Why being an Entrepreneur can be the best thing today in India?


Entrepreneurs are beginning to make an impact on India today. I like the way Guy Kawasaki put it “The entrepreneur’s role is to make the world a better place and reap some economic rewards for doing so.” True entrepreneurs are evangelists and revolutionaries in a way. So many of them are told they are crazy, their ideas will never work, what they propose can’t be done. And yet, time and again, they seem to do the impossible.

As an entrepreneur you can make an impact, take charge, build wealth for the community, create jobs, and solve problems. If you choose the space carefully – something you are passionate about, work becomes fun. For me, it’s a no-brainer. Entrepreneurship is the way to go. Fortunately, entrepreneuship is on the increase around the world.

Look at some statistics from the most entrepreneurial country – the US. One out of every 12 person starts a new business; 7 out of 10 students want to build their own businesses when they grow up. More than 50% of new jobs are generated by new entrepreneurships. I am not sure of the data in India; but I guess it is getting interesting.

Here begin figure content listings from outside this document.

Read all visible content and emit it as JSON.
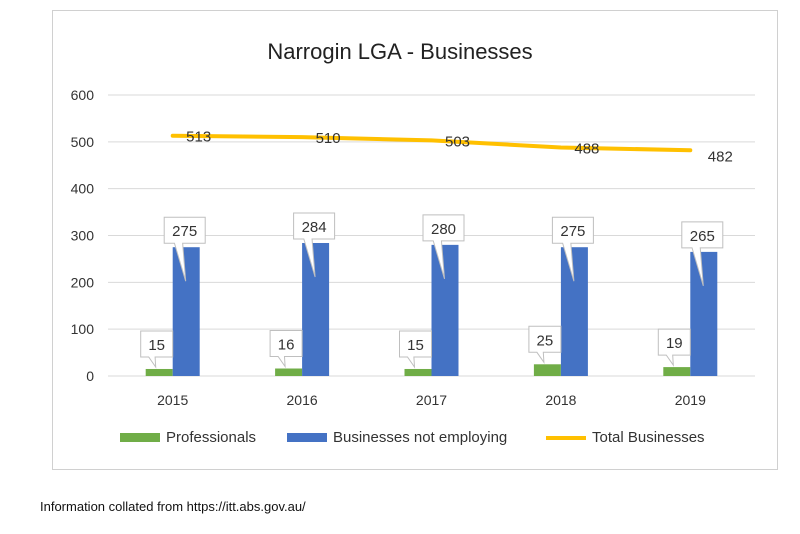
{
  "chart_data": {
    "type": "bar",
    "title": "Narrogin LGA - Businesses",
    "categories": [
      "2015",
      "2016",
      "2017",
      "2018",
      "2019"
    ],
    "ylim": [
      0,
      600
    ],
    "yticks": [
      0,
      100,
      200,
      300,
      400,
      500,
      600
    ],
    "grid": true,
    "legend_position": "bottom",
    "series": [
      {
        "name": "Professionals",
        "kind": "bar",
        "color": "#70ad47",
        "values": [
          15,
          16,
          15,
          25,
          19
        ]
      },
      {
        "name": "Businesses not employing",
        "kind": "bar",
        "color": "#4472c4",
        "values": [
          275,
          284,
          280,
          275,
          265
        ]
      },
      {
        "name": "Total Businesses",
        "kind": "line",
        "color": "#ffc000",
        "values": [
          513,
          510,
          503,
          488,
          482
        ]
      }
    ]
  },
  "footer": "Information collated from https://itt.abs.gov.au/"
}
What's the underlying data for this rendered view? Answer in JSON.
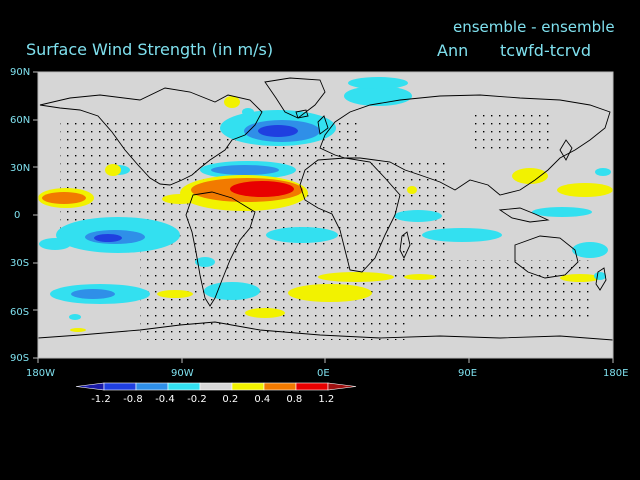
{
  "header": {
    "title": "Surface Wind Strength (in m/s)",
    "ensemble": "ensemble - ensemble",
    "season": "Ann",
    "experiment": "tcwfd-tcrvd"
  },
  "axes": {
    "lat_ticks": [
      "90N",
      "60N",
      "30N",
      "0",
      "30S",
      "60S",
      "90S"
    ],
    "lon_ticks": [
      "180W",
      "90W",
      "0E",
      "90E",
      "180E"
    ]
  },
  "colorbar": {
    "labels": [
      "-1.2",
      "-0.8",
      "-0.4",
      "-0.2",
      "0.2",
      "0.4",
      "0.8",
      "1.2"
    ],
    "colors": [
      "#1a1aa6",
      "#1f3fe0",
      "#2f8fe8",
      "#33e0f0",
      "#d8d8d8",
      "#f2f200",
      "#f27a00",
      "#e80000",
      "#a01010"
    ]
  },
  "map": {
    "land_color": "#d6d6d6",
    "coast_color": "#000000",
    "significance_marker": "dot"
  }
}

To be an entrepreneur, it takes guts, creativity and innovation and an ability to survive in chaotic uncertainty. Indians seem to be beginning to do rather well as entrepreneurs. On a lighter vein, a Singaporean friend of mine said – “No wonder Indians can make great entrepreneurs. Life itself is so enterprising here. There is so much chaos and still you function. All your faculties have to be very alert.” Take just crossing the road in India. The text book way says look to your right and then to your left and when you see a lull in traffic, cross carefully. In India, in most roads it is not that simple. The traffic never comes down. You look at your right and look very quickly to your left (You may find a scooterist dashing down at high speed from the wrong way) and when the traffic offers you a few milliseconds, just dart across. And don’t forget to look right and left alternately extremely fast. The fast dashing car, scooter, cyclist, phenomenon could occur any time from any direction. And if you are lucky and made one third of the road, just take a quick look, for the next one third may be a far more difficult one. While crossing, you may have to make real-time computations and determine the odds of going forward or backward. You may have to dart back and start all over again. And while looking left and right on the journey, don’t forget to take a quick look ahead, there may be some other soul trying to cross the opposite direction looking right and left and come dashing at you. And it may be a good idea to look up for some falling debris from the windows above. Also, don’t forget to look down for craters in the middle of the road. If you succeed in your venture of crossing the road, thank your luck and set forth on the next journey. With simple things like crossing the road needing so much enterprise, no wonder Indians are turning out to be good entrepreneurs. Winston Churchill aptly described India as a “functioning chaos” and if you could successfully function in that chaos, your entrepreneurial spirit gets kindled so well. I pity the Singaporeans, crossing the road there is so very easy. Everything happens so very predictably.

The opportunities are huge in India. I end this posting with an example:

About three years back, on a Friday afternoon in one of India’s biggest steel plants, a senior executive found the neighborhood of his building required some good cleaning. He asked one of his junior colleagues to find a contractor and get his plant area cleaned up over the week end. The younger executive thought about it. He called half a dozen young men from his village – poor agriculture laborers who were pestering him for a job. He ensured that the team was well organized, made a clear work plan and a simple but effective process to ensure a good execution. When the senior executive returned after the weekend, he couldn’t believe his eyes. He simply asked his junior to hire whichever agency he used for the whole plant. To cut a long story short, the young executive today runs a company of his own with revenue touching $ 20 Million and growing fast. If you visit his core team you will find them as savvy as the core team of Infosys, the most admired Indian tech company. What they specialize is just “Jadu Pochcha !” Ie. The “bucket and broom”. But he does it damn well and is very successful. He does it for all top industries, and utilities. The moral of the story is: We are just waking up. A lot of things need to be done. Every problem is an entrepreneurial opportunity. Some of them huge! There are opportunities galore waiting to be tapped. That is what makes India so exciting today.

And it is just beginning. We are only 14 years old as an entrepreneurial country today. It all started with 1992 with the liberalization of the economy. Prior to that we were a semi socialist economy. Entrepreneurs were bad boys then. Not any more. We just poosted a 9% plus growth last quarter. Economically, this is probbably one of the best times for India over the past 300 years. It is one of the greatest of times to live in India. Potential entrepreneurs must grab the opportunity with both hands, and build wealth for the country and for themselves.